Nach den neuen Bestimmungen haben alle Arbeitnehmer, die mindestens einen Kilometer zu ihrem Hauptarbeitsplatz pendeln, Anspruch auf die Pauschale. Bisher wurden die ersten 20 Kilometer mit einem niedrigeren Satz versteuert. Vollzeitbeschäftigte, die 220 Tage im Jahr arbeiten, könnten nun bis zu 352 Euro mehr pro Jahr absetzen – besonders profitieren dabei diejenigen mit kürzeren Arbeitswegen.
Die Reform wird voraussichtlich zu höheren Steuerausfällen führen. Bisher kostet die Pendlerpauschale den Staat jährlich rund 5,5 Milliarden Euro an Mindereinnahmen. Besonders in ländlichen und ostdeutschen Regionen wie Mecklenburg-Vorpommern, Sachsen und Brandenburg ist der Anteil der Anspruchsberechtigten hoch, da dort längere Pendelstrecken üblich sind.
Oppositionsparteien üben scharfe Kritik an der Reform. Bündnis 90/Die Grünen und die Linke argumentieren, die Neuregelung komme vor allem Gutverdienern zugute, und fordern stattdessen eine Anhebung des steuerfreien Grundfreibetrags. Kritiker bemängeln zudem, die Pauschale fördere die Autonutzung und untergrabe damit die Klimaziele. Die AfD hingegen hatte sich für einen noch höheren Satz von 50 Cent pro Kilometer ausgesprochen. Im vergangenen Jahr hatten 13,8 Millionen Arbeitnehmer die Pendlerpauschale in Anspruch genommen, oft für Fahrten in größere Städte. Die neue Regelung gilt für alle Steuererklärungen ab dem nächsten Jahr.
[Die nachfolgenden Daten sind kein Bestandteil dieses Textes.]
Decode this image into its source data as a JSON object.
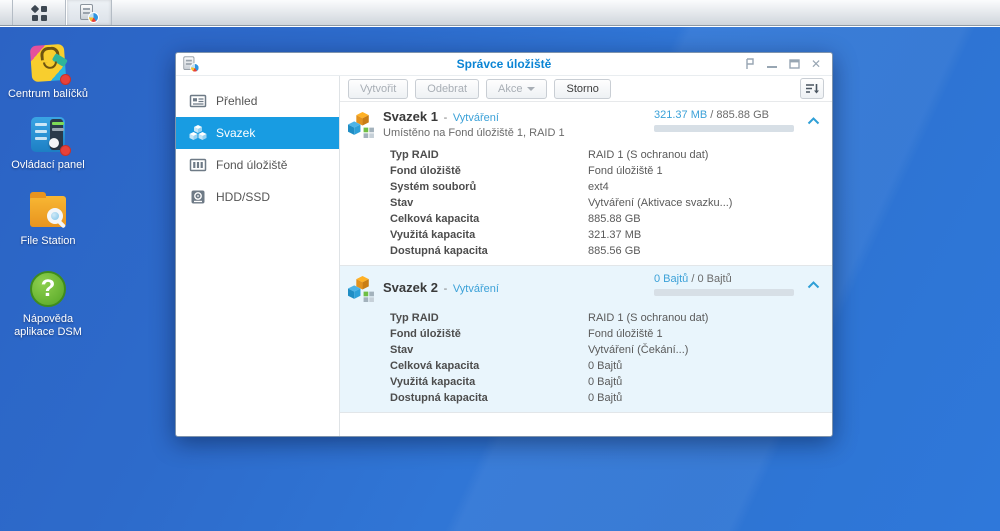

Die pauschalen 38 Cent pro Kilometer treten im Januar in Kraft und ersetzen die bisherige zweistufige Regelung. Auch Arbeitnehmer mit kurzen Pendelstrecken profitieren von höheren Abzügen, doch die Kosten für den Staatshaushalt und die ökologischen Folgen bleiben umstritten. Weitere Anpassungen der Reform hat die Regierung bisher nicht angekündigt.